Single by Skillet

from the album Unleashed
- Released: May 20, 2016
- Length: 3:50
- Label: Atlantic
- Songwriters: John Cooper; Seth Mosley;
- Producer: Brian Howes

Skillet singles chronology
| "Good to Be Alive" (2014) | "Feel Invincible" (2016) | "Stars" (2016) |

Music video
- "Feel Invincible" on YouTube

= Feel Invincible =

"Feel Invincible" is the lead single from the 2016 album, Unleashed, by the American Christian rock band Skillet, and is the first track on the album. It was released on May 20, 2016. The song became Skillet's first Hot Christian Songs No. 1 single.

==Background==
On May 20, 2016, Feel Invincible was released as the lead single for Skillet's ninth album, Unleashed. The track is about feeling untouchable with the power of God. In an interview with Billboard, Cooper spoke on the importance of the track for the album:

"The track represents the album in one facet really well: [Unleashed] is full of crowd-chanting anthems. The album is very exciting to listen to. Driving beats and melodic choruses, whether it's hard rock or leaning toward pop. Unleashed is quite diverse -- there are more extreme songs on both sides of the spectrum, meaning harder rock and even metal, but also pop and atmospheric tunes/sounds."

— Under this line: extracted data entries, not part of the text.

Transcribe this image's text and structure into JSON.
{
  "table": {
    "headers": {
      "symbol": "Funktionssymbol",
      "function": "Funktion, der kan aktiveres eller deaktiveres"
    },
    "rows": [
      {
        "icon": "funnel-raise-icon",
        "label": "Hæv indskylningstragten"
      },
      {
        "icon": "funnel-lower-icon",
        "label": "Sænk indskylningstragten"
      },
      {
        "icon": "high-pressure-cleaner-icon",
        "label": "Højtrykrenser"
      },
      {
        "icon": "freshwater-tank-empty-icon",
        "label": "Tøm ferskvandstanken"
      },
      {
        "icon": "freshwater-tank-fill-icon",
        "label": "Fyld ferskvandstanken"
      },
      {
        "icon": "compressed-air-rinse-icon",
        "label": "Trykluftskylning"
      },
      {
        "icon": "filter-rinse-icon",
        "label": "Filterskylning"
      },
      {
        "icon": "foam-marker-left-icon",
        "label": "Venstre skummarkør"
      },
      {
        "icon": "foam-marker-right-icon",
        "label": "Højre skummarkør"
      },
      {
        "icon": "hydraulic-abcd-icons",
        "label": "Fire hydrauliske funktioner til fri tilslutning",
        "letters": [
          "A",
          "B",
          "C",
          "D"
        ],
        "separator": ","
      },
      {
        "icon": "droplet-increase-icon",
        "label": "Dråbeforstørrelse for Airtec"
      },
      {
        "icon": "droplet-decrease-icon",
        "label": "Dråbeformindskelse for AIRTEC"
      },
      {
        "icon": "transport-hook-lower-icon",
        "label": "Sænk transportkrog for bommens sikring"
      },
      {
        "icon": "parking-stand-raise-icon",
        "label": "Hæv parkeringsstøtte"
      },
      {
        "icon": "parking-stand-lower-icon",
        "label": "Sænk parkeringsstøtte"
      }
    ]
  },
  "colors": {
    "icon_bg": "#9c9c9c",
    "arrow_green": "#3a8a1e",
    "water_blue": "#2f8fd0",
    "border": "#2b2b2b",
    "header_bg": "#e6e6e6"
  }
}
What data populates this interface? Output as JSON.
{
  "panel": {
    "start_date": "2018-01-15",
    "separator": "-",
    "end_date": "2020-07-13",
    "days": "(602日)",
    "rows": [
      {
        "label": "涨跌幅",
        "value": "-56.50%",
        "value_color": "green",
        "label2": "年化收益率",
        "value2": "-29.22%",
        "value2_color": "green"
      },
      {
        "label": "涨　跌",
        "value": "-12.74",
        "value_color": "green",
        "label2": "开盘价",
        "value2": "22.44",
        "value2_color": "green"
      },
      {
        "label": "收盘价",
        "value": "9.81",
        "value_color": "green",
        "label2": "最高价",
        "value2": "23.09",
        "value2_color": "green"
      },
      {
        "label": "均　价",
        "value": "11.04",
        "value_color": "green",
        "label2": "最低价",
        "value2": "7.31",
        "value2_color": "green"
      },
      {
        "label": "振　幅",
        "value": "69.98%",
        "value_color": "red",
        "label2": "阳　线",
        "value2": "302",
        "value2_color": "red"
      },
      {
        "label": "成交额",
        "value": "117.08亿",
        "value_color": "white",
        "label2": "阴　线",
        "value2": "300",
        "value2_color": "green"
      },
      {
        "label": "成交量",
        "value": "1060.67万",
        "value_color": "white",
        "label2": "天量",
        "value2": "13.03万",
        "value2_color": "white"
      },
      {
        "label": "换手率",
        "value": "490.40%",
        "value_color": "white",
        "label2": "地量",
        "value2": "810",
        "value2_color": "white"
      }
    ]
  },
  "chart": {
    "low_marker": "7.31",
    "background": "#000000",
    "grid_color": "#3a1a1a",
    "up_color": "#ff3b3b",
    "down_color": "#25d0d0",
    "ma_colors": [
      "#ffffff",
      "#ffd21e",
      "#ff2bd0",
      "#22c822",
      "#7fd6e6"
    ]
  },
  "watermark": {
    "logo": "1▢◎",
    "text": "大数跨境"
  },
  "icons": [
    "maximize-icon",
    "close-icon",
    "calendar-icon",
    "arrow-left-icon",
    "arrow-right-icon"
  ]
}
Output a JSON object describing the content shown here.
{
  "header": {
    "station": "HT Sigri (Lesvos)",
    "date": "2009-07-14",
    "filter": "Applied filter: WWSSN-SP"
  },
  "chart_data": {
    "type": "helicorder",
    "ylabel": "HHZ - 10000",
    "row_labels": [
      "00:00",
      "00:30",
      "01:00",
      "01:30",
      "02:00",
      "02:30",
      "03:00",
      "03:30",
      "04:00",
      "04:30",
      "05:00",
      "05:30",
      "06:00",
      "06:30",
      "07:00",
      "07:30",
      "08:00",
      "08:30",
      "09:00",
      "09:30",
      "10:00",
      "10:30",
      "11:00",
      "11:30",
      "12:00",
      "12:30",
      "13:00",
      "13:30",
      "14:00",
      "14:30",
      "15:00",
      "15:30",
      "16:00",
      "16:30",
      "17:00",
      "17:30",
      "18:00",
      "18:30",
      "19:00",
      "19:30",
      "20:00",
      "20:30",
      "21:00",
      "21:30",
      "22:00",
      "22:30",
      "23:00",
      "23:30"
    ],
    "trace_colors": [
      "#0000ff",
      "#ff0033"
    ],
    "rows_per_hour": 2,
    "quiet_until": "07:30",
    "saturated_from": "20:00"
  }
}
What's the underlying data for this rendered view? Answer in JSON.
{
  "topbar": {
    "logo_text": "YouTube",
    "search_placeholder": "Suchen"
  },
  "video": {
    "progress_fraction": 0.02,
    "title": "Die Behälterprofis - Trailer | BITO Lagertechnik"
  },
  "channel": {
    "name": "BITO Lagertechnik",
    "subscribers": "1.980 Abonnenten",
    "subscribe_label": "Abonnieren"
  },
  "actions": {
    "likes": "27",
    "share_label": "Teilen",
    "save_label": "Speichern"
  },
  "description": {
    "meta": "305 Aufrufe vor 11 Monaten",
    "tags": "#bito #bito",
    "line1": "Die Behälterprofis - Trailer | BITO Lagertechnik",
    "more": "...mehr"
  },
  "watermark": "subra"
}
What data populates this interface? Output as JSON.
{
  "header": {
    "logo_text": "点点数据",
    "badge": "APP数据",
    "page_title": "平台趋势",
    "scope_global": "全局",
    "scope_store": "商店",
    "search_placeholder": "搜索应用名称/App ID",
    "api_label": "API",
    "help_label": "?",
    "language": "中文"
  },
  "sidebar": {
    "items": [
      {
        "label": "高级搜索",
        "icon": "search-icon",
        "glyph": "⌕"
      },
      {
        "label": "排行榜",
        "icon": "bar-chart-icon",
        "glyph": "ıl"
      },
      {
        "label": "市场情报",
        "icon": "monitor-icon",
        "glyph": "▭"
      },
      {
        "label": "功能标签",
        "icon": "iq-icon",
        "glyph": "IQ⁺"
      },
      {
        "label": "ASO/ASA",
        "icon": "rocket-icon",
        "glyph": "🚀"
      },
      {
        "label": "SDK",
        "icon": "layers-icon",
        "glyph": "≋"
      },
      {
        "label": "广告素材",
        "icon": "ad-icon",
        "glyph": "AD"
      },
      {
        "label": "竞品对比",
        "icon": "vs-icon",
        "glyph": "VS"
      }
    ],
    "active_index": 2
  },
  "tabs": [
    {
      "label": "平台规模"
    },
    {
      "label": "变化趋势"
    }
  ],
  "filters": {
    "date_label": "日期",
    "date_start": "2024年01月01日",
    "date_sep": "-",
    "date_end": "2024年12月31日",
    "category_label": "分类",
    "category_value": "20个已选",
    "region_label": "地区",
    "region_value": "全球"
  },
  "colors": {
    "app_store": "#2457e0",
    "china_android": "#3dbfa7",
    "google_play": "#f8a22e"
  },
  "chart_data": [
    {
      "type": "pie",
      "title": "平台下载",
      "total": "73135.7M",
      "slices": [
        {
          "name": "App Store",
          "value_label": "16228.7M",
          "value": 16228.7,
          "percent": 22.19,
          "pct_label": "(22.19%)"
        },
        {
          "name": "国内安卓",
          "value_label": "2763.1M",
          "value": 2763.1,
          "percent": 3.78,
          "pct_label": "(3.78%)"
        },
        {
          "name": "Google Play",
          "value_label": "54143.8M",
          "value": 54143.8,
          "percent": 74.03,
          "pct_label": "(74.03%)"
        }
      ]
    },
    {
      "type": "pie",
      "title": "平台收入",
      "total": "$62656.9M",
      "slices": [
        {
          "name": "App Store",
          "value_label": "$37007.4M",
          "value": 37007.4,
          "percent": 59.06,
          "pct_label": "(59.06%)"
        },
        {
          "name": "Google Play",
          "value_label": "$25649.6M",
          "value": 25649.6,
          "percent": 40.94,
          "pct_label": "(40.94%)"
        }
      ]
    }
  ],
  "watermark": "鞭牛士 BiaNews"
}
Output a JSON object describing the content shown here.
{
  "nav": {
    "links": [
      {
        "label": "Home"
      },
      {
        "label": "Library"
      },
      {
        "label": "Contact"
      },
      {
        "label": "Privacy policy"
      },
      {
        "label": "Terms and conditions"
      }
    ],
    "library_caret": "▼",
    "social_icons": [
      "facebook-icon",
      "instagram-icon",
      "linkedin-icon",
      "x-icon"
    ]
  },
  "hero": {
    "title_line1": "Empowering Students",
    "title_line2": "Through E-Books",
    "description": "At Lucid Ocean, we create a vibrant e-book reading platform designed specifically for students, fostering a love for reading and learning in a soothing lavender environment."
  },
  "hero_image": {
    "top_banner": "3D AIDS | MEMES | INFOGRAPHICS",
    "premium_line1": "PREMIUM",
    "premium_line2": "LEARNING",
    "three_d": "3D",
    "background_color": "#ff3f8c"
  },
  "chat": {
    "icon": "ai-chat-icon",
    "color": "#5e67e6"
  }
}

The track was chosen as the theme for TBS' E-League, an eight-week live video-gaming competition broadcast in more than 80 countries. On July 7, WWE announced that it had chosen "Feel Invincible" as an official theme for the 2016 Battleground pay-per-view event.

==Composition==
In an interview with iHeartRadio, Skillet revealed that "Feel Invincible" was about finding something that gets you through another day.

==Music video==
A music video for "Feel Invincible" was released on June 29, 2016. In the visual, the band is dressed entirely in black, with all black guitars, bass and drum kit while playing in a dimly lit warehouse in front of a gray-burst backdrop. Peculiar characters ranging from gas masked figures, samurai warriors and more covered entirely in black also appear throughout the video.

==Track listing==
- Digital download
1. "Feel Invincible" – 3:49
- Digital download (KELLR remix)
2. "Feel Invincible" – 3:11
- Digital download (Doug Weier remix)
3. "Feel Invincible" – 3:32
- Digital download (81Neutronz remix)
4. "Feel Invincible" – 4:01
- Digital download (blastforever remix)
5. "Feel Invincible" – 3:48
- Digital download (Noise Revolution remix)
6. "Feel Invincible" – 3:59

==Personnel==
Credits adapted from Genius.
Production

- Brian Howes – production
- Neal Avron – mixing
- Scott Skrzynaki – assistant mixing
- Jason "JVP" Van Poederooyen – audio engineer, digital editing
- Misha Rajartnam – digital editing
- Ted Jensen – mastering

Skillet
- John Cooper – lead vocals, bass
- Korey Cooper – backing vocals, rhythm guitar, keyboards, programming
- Seth Morrison – lead guitar
- Jen Ledger – drums, co-vocals

Additional personnel
- Seth Mosley – additional keyboards, programming
- Brian Howes – additional guitar, additional vocals
- Jason "JVP" Van Poederooyen – keyboards, additional programming

==Charts==

===Weekly charts===

Weekly chart performance for "Feel Invincible"
| Chart (2016–17) | Peak position |
|---|---|
| US Christian Rock (Billboard) | 1 |
| US Hot Christian Songs (Billboard) | 1 |
| US Hot Rock & Alternative Songs (Billboard) | 12 |
| US Rock & Alternative Airplay (Billboard) | 19 |

===Year-end charts===

2016 year-end chart performance for "Feel Invincible"
| Chart (2016) | Position |
|---|---|
| US Christian Songs (Billboard) | 11 |
| US Hot Rock Songs (Billboard) | 36 |

2017 year-end chart performance for "Feel Invincible"
| Chart (2017) | Position |
|---|---|
| US Christian Songs (Billboard) | 43 |

==Certifications==

Certifications for "Feel Invincible"
| Region | Certification | Certified units/sales |
| New Zealand (RMNZ) | Gold | 15,000^{‡} |
| Poland (ZPAV) | Platinum | 50,000^{‡} |
| United Kingdom (BPI) | Silver | 200,000^{‡} |
| United States (RIAA) | 3× Platinum | 3,000,000^{‡} |
^{‡} Sales+streaming figures based on certification alone.